Once I held in my tightly clinched fist . . . ashes. Ashes from a burn inflicted upon my ten year-old body. Ashes I didn’t ask for. The scar was forced on me. And for seventeen years the fire smoldered. I kept my fist closed in secret, hating those ashes, yet unwilling to release them. Not sure if I could. Not convinced it was worth it. Marring the things I touched and leaving black marks everywhere . . . or so it seemed. I tried to undo it all, but the marks were always there to remind me that I couldn’t. I really couldn’t.  But God could! His sweet Holy Spirit spoke to my heart one night in tearful desperation. He whispered, “I want to give you beauty for your ashes, the oil of joy for your mourning and the garment of praise for your spirit of heaviness.” I had never heard of such a trade as this: Beauty? Beauty for ashes? My sadly stained memory – for the healing in His word. My soot-like dreams for His songs in the night? My helpless and hurting emotions for His ever constant peace?
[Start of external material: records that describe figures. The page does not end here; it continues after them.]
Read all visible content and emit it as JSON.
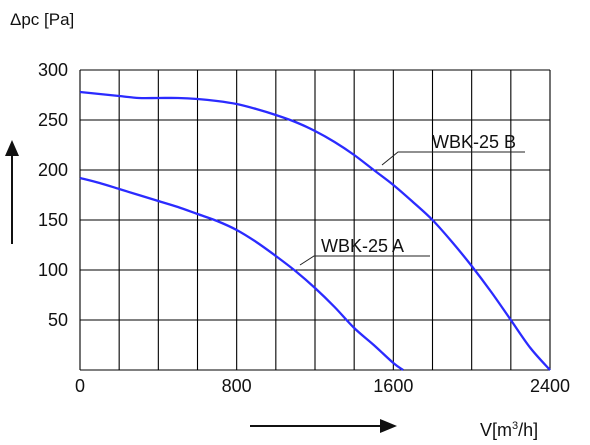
{
  "chart_data": {
    "type": "line",
    "ylabel": "Δpc [Pa]",
    "xlabel_prefix": "V[m",
    "xlabel_sup": "3",
    "xlabel_suffix": "/h]",
    "xlim": [
      0,
      2400
    ],
    "ylim": [
      0,
      300
    ],
    "x_ticks": [
      0,
      800,
      1600,
      2400
    ],
    "y_ticks": [
      50,
      100,
      150,
      200,
      250,
      300
    ],
    "x_tick_labels": [
      "0",
      "800",
      "1600",
      "2400"
    ],
    "y_tick_labels": [
      "50",
      "100",
      "150",
      "200",
      "250",
      "300"
    ],
    "grid": true,
    "x_grid_step": 200,
    "y_grid_step": 50,
    "series_color": "#2b2bff",
    "series": [
      {
        "name": "WBK-25 B",
        "x": [
          0,
          100,
          200,
          300,
          400,
          500,
          600,
          700,
          800,
          900,
          1000,
          1100,
          1200,
          1300,
          1400,
          1500,
          1600,
          1700,
          1800,
          1900,
          2000,
          2100,
          2200,
          2300,
          2400
        ],
        "values": [
          278,
          276,
          274,
          272,
          272,
          272,
          271,
          269,
          266,
          261,
          255,
          248,
          239,
          228,
          215,
          200,
          185,
          168,
          150,
          128,
          104,
          78,
          50,
          22,
          0
        ]
      },
      {
        "name": "WBK-25 A",
        "x": [
          0,
          100,
          200,
          300,
          400,
          500,
          600,
          700,
          800,
          900,
          1000,
          1100,
          1200,
          1300,
          1400,
          1500,
          1600,
          1650
        ],
        "values": [
          192,
          187,
          181,
          175,
          169,
          163,
          156,
          149,
          140,
          128,
          114,
          99,
          82,
          63,
          42,
          25,
          7,
          0
        ]
      }
    ]
  }
}
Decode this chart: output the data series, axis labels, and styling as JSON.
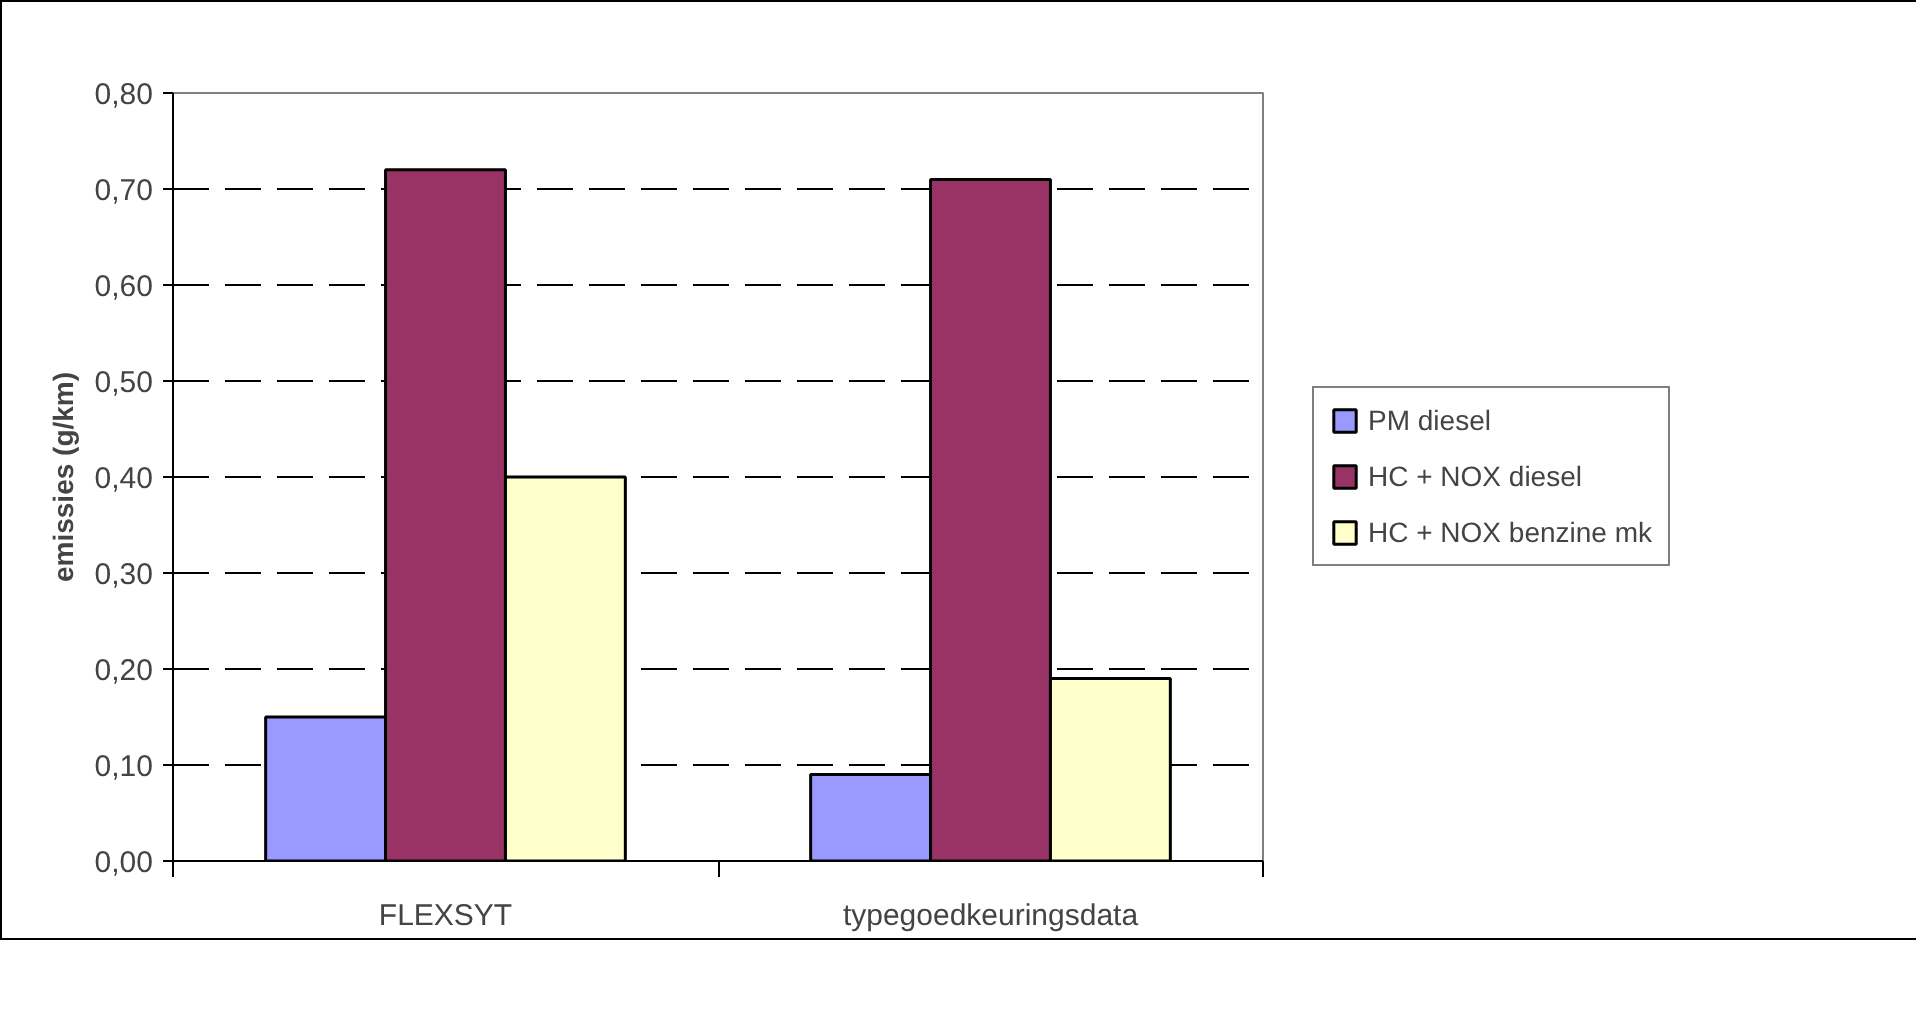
{
  "chart_data": {
    "type": "bar",
    "ylabel": "emissies (g/km)",
    "categories": [
      "FLEXSYT",
      "typegoedkeuringsdata"
    ],
    "series": [
      {
        "name": "PM diesel",
        "color": "#9999ff",
        "values": [
          0.15,
          0.09
        ]
      },
      {
        "name": "HC + NOX diesel",
        "color": "#993366",
        "values": [
          0.72,
          0.71
        ]
      },
      {
        "name": "HC + NOX benzine mk",
        "color": "#ffffcc",
        "values": [
          0.4,
          0.19
        ]
      }
    ],
    "ylim": [
      0,
      0.8
    ],
    "yticks": [
      {
        "value": 0,
        "label": "0,00"
      },
      {
        "value": 0.1,
        "label": "0,10"
      },
      {
        "value": 0.2,
        "label": "0,20"
      },
      {
        "value": 0.3,
        "label": "0,30"
      },
      {
        "value": 0.4,
        "label": "0,40"
      },
      {
        "value": 0.5,
        "label": "0,50"
      },
      {
        "value": 0.6,
        "label": "0,60"
      },
      {
        "value": 0.7,
        "label": "0,70"
      },
      {
        "value": 0.8,
        "label": "0,80"
      }
    ],
    "grid": "y",
    "legend": "right"
  }
}
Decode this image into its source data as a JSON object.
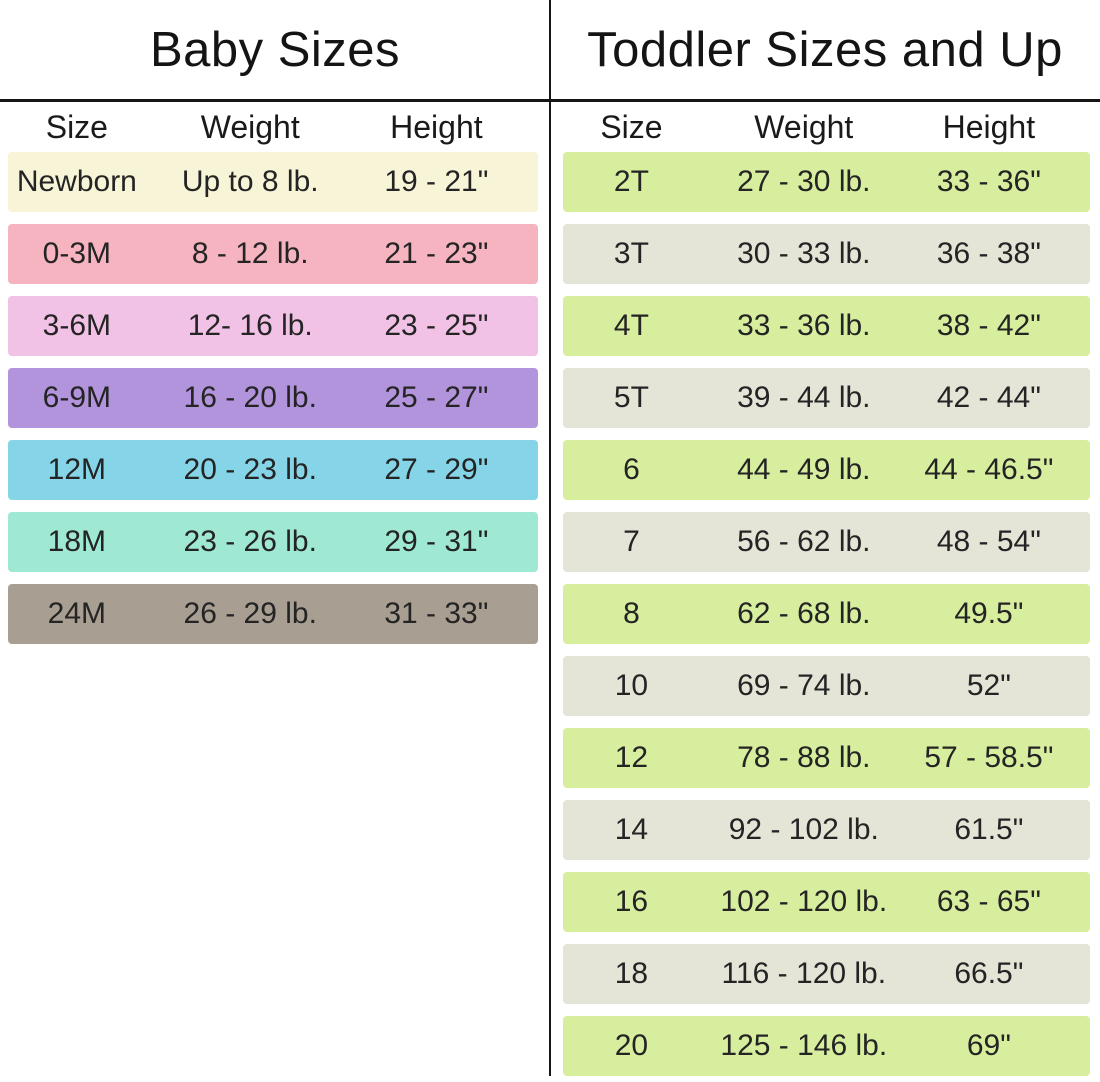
{
  "colors": {
    "divider_line": "#161616",
    "baby_row_colors": [
      "#f8f4d8",
      "#f6b4c0",
      "#f1c2e5",
      "#b294dc",
      "#86d4e8",
      "#9fe8d3",
      "#a89f92"
    ],
    "toddler_row_alt_colors": [
      "#d8ee9f",
      "#e4e4d7"
    ]
  },
  "baby": {
    "title": "Baby Sizes",
    "headers": [
      "Size",
      "Weight",
      "Height"
    ],
    "rows": [
      {
        "size": "Newborn",
        "weight": "Up to 8 lb.",
        "height": "19 - 21\"",
        "color": "#f8f4d8"
      },
      {
        "size": "0-3M",
        "weight": "8 - 12 lb.",
        "height": "21 - 23\"",
        "color": "#f6b4c0"
      },
      {
        "size": "3-6M",
        "weight": "12- 16 lb.",
        "height": "23 - 25\"",
        "color": "#f1c2e5"
      },
      {
        "size": "6-9M",
        "weight": "16 - 20 lb.",
        "height": "25 - 27\"",
        "color": "#b294dc"
      },
      {
        "size": "12M",
        "weight": "20 - 23 lb.",
        "height": "27 - 29\"",
        "color": "#86d4e8"
      },
      {
        "size": "18M",
        "weight": "23 - 26 lb.",
        "height": "29 - 31\"",
        "color": "#9fe8d3"
      },
      {
        "size": "24M",
        "weight": "26 - 29 lb.",
        "height": "31 - 33\"",
        "color": "#a89f92"
      }
    ]
  },
  "toddler": {
    "title": "Toddler Sizes and Up",
    "headers": [
      "Size",
      "Weight",
      "Height"
    ],
    "rows": [
      {
        "size": "2T",
        "weight": "27 - 30 lb.",
        "height": "33 - 36\"",
        "color": "#d8ee9f"
      },
      {
        "size": "3T",
        "weight": "30 - 33 lb.",
        "height": "36 - 38\"",
        "color": "#e4e4d7"
      },
      {
        "size": "4T",
        "weight": "33 - 36 lb.",
        "height": "38 - 42\"",
        "color": "#d8ee9f"
      },
      {
        "size": "5T",
        "weight": "39 - 44 lb.",
        "height": "42 - 44\"",
        "color": "#e4e4d7"
      },
      {
        "size": "6",
        "weight": "44 - 49 lb.",
        "height": "44 - 46.5\"",
        "color": "#d8ee9f"
      },
      {
        "size": "7",
        "weight": "56 - 62 lb.",
        "height": "48 - 54\"",
        "color": "#e4e4d7"
      },
      {
        "size": "8",
        "weight": "62 - 68 lb.",
        "height": "49.5\"",
        "color": "#d8ee9f"
      },
      {
        "size": "10",
        "weight": "69 - 74 lb.",
        "height": "52\"",
        "color": "#e4e4d7"
      },
      {
        "size": "12",
        "weight": "78 - 88 lb.",
        "height": "57 - 58.5\"",
        "color": "#d8ee9f"
      },
      {
        "size": "14",
        "weight": "92 - 102 lb.",
        "height": "61.5\"",
        "color": "#e4e4d7"
      },
      {
        "size": "16",
        "weight": "102 - 120 lb.",
        "height": "63 - 65\"",
        "color": "#d8ee9f"
      },
      {
        "size": "18",
        "weight": "116 - 120 lb.",
        "height": "66.5\"",
        "color": "#e4e4d7"
      },
      {
        "size": "20",
        "weight": "125 - 146 lb.",
        "height": "69\"",
        "color": "#d8ee9f"
      }
    ]
  }
}
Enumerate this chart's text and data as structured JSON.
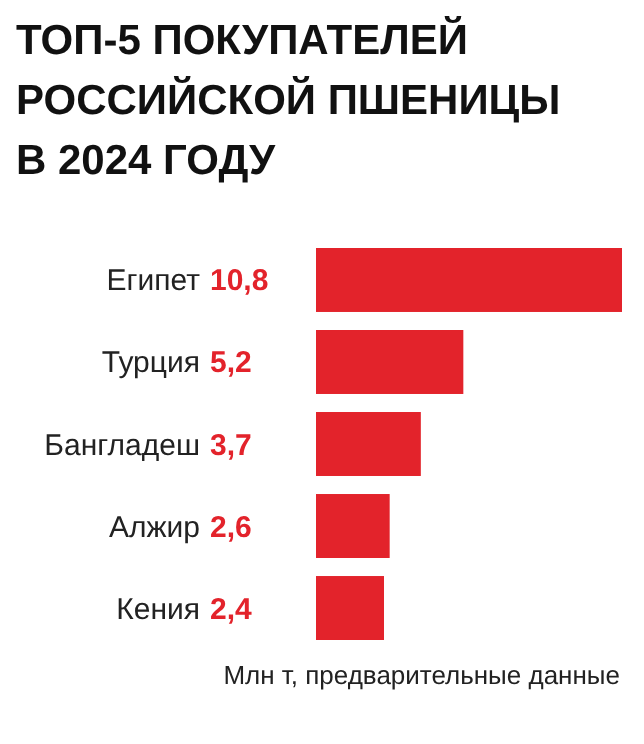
{
  "chart_data": {
    "type": "bar",
    "orientation": "horizontal",
    "title": "ТОП-5 ПОКУПАТЕЛЕЙ РОССИЙСКОЙ ПШЕНИЦЫ В 2024 ГОДУ",
    "categories": [
      "Египет",
      "Турция",
      "Бангладеш",
      "Алжир",
      "Кения"
    ],
    "values": [
      10.8,
      5.2,
      3.7,
      2.6,
      2.4
    ],
    "value_labels": [
      "10,8",
      "5,2",
      "3,7",
      "2,6",
      "2,4"
    ],
    "color": "#e3232b",
    "annotations": [
      "Млн т, предварительные данные"
    ]
  }
}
How could I be so stubborn as to refuse an offer such as this? So willingly, yet in slow motion and yes, while sobbing, I opened my bent fingers and let the ashes drop to the ground. In silence, I heard the wind blow them away. Away from me . . . forever. I am now able to place my open hands gently around the fist of another hurting soul and say with confidence, “Let them go. There really is beauty beyond your comprehension. Go ahead – trust Him. His beauty for your ashes. Author Unknown.